Out of bag error is 20.69. Therefore, the accuracy of the model is 79.31%
Based on first visualisation, the error rate is low.
Fare, Age and Sex are the most significant predictors

Predicting the data

# model evaluation
pred_rf <- predict(model_rf, 
                   newdata = titanic_test)

rf_evaluation <- confusionMatrix(pred_rf, 
                                 titanic_test$Survived, 
                                 positive = "1")

rf_evaluation

## Confusion Matrix and Statistics
## 
##           Reference
## Prediction  0  1
##          0 61 19
##          1 24 39
##                                           
##                Accuracy : 0.6993          
##                  95% CI : (0.6171, 0.7731)
##     No Information Rate : 0.5944          
##     P-Value [Acc > NIR] : 0.006104        
##                                           
##                   Kappa : 0.3848          
##                                           
##  Mcnemar's Test P-Value : 0.541866        
##                                           
##             Sensitivity : 0.6724          
##             Specificity : 0.7176          
##          Pos Pred Value : 0.6190          
##          Neg Pred Value : 0.7625          
##              Prevalence : 0.4056          
##          Detection Rate : 0.2727          
##    Detection Prevalence : 0.4406          
##       Balanced Accuracy : 0.6950          
##                                           
##        'Positive' Class : 1               
##

💡 Insight :

Accuracy is 71.33% and Precision is only 63.93%
The model is still no better than Naive Bayes model

Evaluation

# Create a function to show evaluation result on NB, DT and RF model

eval_nb <- data_frame(Accuracy = nb_evaluation$overall[1],
           Recall = nb_evaluation$byClass[1],
           Specificity = nb_evaluation$byClass[2],
           Precision = nb_evaluation$byClass[3])

eval_dt <- data_frame(Accuracy = dt_evaluation_new$overall[1],
           Recall = dt_evaluation_new$byClass[1],
           Specificity = dt_evaluation_new$byClass[2],
           Precision = dt_evaluation_new$byClass[3])

eval_rf <- data_frame(Accuracy = rf_evaluation$overall[1],
           Recall = rf_evaluation$byClass[1],
           Specificity = rf_evaluation$byClass[2],
           Precision = rf_evaluation$byClass[3])

# Show result

eval_result <- as.data.frame(rbind(eval_nb, eval_dt, eval_rf))
rownames(eval_result) <- c("Naive Bayes","Decision Tree","Random Forest")
paged_table(eval_result)

Conclusion

The Accuracy value of the prediction model that we build using Decission Tree algorithm is the best result.
The Precision value of the the prediction model that we build using Naive Bayes algorithm is the best result.
However, the AUC value is less than “0.5”. it means that the model is performing worse than random guessing and is not able to differentiate between the positive and negative classes.

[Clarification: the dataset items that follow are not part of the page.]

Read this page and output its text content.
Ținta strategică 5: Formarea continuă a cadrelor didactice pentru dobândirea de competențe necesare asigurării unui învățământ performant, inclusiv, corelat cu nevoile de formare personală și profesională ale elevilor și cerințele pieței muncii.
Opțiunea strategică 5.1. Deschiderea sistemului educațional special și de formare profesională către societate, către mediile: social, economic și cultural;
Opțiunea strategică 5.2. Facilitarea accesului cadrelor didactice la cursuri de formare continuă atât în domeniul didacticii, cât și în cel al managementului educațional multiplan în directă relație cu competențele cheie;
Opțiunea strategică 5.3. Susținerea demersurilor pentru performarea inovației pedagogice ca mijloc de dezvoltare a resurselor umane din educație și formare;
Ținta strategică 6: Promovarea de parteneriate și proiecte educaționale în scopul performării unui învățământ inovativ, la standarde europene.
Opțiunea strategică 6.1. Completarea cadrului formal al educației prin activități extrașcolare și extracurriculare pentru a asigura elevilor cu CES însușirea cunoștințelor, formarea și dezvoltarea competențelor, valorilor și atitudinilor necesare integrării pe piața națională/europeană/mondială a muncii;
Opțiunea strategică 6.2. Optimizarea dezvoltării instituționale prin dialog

In this case, there are several steps that can be taken to improve the model:
- Feature selection: Revisit the feature selection process and ensure that the selected features are relevant and informative for the target variable. Consider adding or removing features to improve the model’s performance.
- Hyperparameter tuning: Perform hyperparameter tuning to find the optimal combination of hyperparameters for the model. This can be done using techniques such as grid search, random search, or Bayesian optimization.
- Try different algorithms: If the AUC value is still low after trying the above steps, consider trying a different algorithm that may be better suited to the problem at hand. For example, if the data is highly non-linear, a neural network may perform better than a linear model.
It is important to note that a low AUC value does not necessarily mean that the model is useless. Depending on the specific problem and application, a model with a low AUC value may still be useful for some tasks. However, it is always important to strive for the best possible performance and to continuously improve the model as new data and techniques become available.